Ep. 131 - Papale papale -"Annunciazione"
Pio XII, discorso in onore di Maria Regina, 1 novembre 1954
La regalità di Maria è una realtà ultraterrena, che però, al tempo stesso, penetra sin nel più intimo dei cuori e li tocca nella loro essenza profonda, in ciò che essi hanno di spirituale e d'immortale.

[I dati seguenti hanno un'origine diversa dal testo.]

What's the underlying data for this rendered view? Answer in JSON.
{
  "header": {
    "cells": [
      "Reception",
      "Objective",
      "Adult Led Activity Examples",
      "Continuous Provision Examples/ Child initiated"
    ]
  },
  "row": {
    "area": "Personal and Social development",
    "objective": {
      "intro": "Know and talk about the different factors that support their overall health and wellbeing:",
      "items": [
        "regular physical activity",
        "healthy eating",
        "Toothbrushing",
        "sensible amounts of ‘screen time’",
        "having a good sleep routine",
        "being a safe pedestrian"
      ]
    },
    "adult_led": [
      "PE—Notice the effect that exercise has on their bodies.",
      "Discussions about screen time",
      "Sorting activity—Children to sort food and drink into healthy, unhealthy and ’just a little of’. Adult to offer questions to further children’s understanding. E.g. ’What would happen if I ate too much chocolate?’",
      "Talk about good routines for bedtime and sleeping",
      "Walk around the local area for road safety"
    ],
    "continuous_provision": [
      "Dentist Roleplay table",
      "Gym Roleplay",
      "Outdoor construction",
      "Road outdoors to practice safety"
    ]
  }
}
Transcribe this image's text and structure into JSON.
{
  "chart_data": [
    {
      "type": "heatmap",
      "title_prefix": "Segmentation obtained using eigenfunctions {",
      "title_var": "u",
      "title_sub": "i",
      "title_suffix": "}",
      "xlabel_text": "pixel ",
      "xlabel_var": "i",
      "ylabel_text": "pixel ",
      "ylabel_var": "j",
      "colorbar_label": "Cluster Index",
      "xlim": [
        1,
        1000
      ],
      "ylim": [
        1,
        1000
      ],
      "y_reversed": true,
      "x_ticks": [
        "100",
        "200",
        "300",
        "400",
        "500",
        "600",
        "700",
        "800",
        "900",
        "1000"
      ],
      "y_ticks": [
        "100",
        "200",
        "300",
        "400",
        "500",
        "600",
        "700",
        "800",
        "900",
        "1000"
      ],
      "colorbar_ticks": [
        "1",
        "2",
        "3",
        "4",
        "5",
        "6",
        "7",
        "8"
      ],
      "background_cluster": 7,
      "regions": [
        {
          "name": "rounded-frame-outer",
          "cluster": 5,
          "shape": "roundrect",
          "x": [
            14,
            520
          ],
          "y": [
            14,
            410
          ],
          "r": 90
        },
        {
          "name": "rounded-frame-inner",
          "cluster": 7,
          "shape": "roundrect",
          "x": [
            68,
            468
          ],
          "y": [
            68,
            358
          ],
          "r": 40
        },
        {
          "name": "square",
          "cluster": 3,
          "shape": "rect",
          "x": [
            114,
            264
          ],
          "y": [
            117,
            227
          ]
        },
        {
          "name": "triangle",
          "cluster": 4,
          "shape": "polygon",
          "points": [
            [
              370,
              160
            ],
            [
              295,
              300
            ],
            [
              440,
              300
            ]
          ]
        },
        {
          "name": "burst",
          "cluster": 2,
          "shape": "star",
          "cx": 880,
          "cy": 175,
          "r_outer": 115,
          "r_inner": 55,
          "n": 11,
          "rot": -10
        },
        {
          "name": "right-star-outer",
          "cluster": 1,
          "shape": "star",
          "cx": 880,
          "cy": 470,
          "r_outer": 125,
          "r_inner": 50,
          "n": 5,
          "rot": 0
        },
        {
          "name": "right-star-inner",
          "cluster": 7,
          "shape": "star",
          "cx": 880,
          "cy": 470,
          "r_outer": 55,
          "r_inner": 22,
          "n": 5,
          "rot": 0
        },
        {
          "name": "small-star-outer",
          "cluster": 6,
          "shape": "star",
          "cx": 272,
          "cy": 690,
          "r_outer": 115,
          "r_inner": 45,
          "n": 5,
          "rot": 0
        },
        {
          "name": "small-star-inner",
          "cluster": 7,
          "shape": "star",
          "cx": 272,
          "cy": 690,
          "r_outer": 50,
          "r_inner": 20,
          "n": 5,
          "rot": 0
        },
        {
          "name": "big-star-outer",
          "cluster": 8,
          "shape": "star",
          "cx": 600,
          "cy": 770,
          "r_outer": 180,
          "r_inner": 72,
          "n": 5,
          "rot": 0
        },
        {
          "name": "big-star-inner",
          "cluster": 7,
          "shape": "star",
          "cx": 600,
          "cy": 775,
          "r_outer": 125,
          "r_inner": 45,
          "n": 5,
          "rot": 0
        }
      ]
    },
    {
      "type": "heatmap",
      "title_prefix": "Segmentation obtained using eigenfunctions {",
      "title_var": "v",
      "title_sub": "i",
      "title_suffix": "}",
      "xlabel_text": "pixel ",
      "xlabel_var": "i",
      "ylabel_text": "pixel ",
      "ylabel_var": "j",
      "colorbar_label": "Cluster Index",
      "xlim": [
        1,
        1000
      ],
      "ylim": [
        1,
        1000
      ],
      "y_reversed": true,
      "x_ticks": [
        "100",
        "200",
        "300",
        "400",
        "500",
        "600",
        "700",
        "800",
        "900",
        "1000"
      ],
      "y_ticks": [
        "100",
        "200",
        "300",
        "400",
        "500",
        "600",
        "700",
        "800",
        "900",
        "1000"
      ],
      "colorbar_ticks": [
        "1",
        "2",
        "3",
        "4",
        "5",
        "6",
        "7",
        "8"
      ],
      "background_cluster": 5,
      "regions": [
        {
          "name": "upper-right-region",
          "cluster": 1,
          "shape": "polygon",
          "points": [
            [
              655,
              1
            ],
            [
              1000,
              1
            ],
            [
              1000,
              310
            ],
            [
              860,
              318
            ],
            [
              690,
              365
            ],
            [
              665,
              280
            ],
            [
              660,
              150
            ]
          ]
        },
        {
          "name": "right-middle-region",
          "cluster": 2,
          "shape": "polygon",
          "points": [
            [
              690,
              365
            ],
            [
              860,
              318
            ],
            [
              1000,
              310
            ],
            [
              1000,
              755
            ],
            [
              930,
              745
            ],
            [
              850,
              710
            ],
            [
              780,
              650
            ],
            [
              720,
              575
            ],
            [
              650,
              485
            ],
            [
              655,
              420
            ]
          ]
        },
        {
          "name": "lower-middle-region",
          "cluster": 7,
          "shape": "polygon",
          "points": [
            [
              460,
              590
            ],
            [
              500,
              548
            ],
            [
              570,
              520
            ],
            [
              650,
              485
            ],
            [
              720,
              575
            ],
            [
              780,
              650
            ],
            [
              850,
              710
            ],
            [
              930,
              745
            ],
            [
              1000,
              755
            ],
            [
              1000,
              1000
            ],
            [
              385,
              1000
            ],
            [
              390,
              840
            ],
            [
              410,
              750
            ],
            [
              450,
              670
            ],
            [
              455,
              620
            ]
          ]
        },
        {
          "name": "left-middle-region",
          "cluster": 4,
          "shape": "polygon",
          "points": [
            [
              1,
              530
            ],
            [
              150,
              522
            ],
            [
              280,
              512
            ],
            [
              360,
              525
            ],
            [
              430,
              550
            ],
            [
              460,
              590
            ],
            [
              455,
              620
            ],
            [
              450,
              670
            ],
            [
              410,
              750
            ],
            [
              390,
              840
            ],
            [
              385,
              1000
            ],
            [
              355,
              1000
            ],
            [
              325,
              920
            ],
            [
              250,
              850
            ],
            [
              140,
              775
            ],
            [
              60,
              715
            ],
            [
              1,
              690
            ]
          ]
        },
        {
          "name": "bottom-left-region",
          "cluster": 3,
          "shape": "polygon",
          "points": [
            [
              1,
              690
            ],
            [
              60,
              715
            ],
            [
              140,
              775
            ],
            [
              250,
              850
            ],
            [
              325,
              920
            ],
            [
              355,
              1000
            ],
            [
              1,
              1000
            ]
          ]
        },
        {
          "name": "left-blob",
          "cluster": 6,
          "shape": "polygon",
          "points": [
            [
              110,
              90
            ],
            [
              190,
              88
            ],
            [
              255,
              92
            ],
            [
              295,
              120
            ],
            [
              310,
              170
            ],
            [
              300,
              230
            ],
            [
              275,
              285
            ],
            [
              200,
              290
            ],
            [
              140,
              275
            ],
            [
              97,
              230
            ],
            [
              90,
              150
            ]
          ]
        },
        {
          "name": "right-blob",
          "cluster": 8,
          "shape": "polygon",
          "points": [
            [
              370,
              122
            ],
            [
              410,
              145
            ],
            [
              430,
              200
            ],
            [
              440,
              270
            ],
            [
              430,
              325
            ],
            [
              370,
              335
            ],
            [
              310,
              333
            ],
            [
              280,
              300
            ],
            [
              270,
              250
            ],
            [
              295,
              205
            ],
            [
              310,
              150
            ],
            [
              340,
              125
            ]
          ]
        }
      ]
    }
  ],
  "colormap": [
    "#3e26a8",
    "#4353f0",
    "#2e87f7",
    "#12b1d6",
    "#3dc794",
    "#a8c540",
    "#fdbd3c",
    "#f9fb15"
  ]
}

L'origine delle glorie di Maria, il momento solenne che illumina tutta la sua persona e la sua missione, è quello in cui, piena di grazia, rivolse all'Arcangelo Gabriele il «Fiat», che esprimeva il suo assenso alla disposizione divina; in tal guisa Ella diveniva Madre di Dio e Regina, e riceveva l'ufficio regale di vegliare sulla unità e la pace del genere umano. Per Lei noi abbiamo la ferma fiducia che l'umanità s'incamminerà a poco a poco in questa via di salvezza; Ella guiderà i capi delle nazioni e i cuori dei popoli verso la concordia e la carità.
Giovanni Paolo II, Angelus 25 marzo 1979
Sarebbe difficile non ricordare questa data odierna: il 25 marzo. Tanto più che la preghiera che reciteremo fra poco, l’Angelus, ci ricorda costantemente proprio l’Annunciazione. È dunque questa la solennità del Concepimento verginale di Cristo nel seno di Maria per opera dello Spirito Santo. Meditando questa verità centrale della nostra fede, ricordiamo contemporaneamente con quale spirito Maria abbia accolto l’annuncio: “Eccomi, sono la serva del Signore, avvenga di me quello che hai detto” (Lc 1,38). Vediamo chiaramente da queste parole che lo Spirito Santo ha riempito il suo cuore della fede, speranza e carità, che erano necessarie in quel momento decisivo per la storia della salvezza dell’uomo.
Francesco, Angelus 20 dicembre 2020
In questa quarta e ultima domenica di Avvento, il Vangelo ci ripropone il racconto dell’Annunciazione. «Rallegrati», dice l’angelo a Maria, «concepirai un figlio, lo darai alla luce e lo chiamerai Gesù» (Lc 1,28.31). Sembra un annuncio di pura gioia, destinato a fare felice la Vergine: chi tra le donne del tempo non sognava di diventare la madre del Messia? Ma, insieme alla gioia, quelle parole preannunciano a Maria una grande prova. Perché? Perché in quel momento ella era «promessa sposa» (v. 27). In tale situazione, la Legge di Mosè stabiliva che non dovevano esserci rapporti e coabitazione. Dunque, avendo un figlio, Maria avrebbe trasgredito la Legge, e le pene per le donne erano terribili: era prevista la lapidazione (cfr Dt 22,20-21). Certamente il messaggio divino avrà riempito il cuore di Maria di luce e di forza; tuttavia, ella si trovò di fronte a una scelta cruciale: dire “sì” a Dio rischiando tutto, compresa la vita, oppure declinare l’invito e andare avanti con il suo cammino ordinario. Che cosa fa? Risponde così: «Avvenga per me secondo la tua parola» (Lc 1,38). Avvenga (fiat).
Benedetto XVI, udienza generale 19 dicembre 2012
Oggi vorrei riflettere brevemente con voi sulla fede di Maria a partire dal grande mistero dell’Annunciazione. «Chaîre kecharitomene, ho Kyrios meta sou», «Rallegrati, piena di grazia: il Signore è con te» (Lc 1,28). Sono queste le parole - riportate dall’evangelista Luca – con cui l’arcangelo Gabriele si rivolge a Maria. A prima vista il termine chaîre, “rallegrati”, sembra un normale saluto, usuale nell’ambito greco, ma questa parola, se letta sullo sfondo della tradizione biblica, acquista un significato molto più profondo. Questo stesso termine è presente quattro volte nella versione greca dell’Antico Testamento e sempre come annuncio di gioia per la venuta del Messia (cfr Sof 3,14; Gl 2,21; Zc 9,9; Lam 4,21). Il saluto dell’angelo a Maria è quindi un invito alla gioia, ad una gioia profonda, annuncia la fine della tristezza che c’è nel mondo di fronte al limite della vita, alla sofferenza, alla morte, alla cattiveria, al buio del male che sembra oscurare la luce della bontà divina. E’ un saluto che segna l’inizio del Vangelo, della Buona Novella.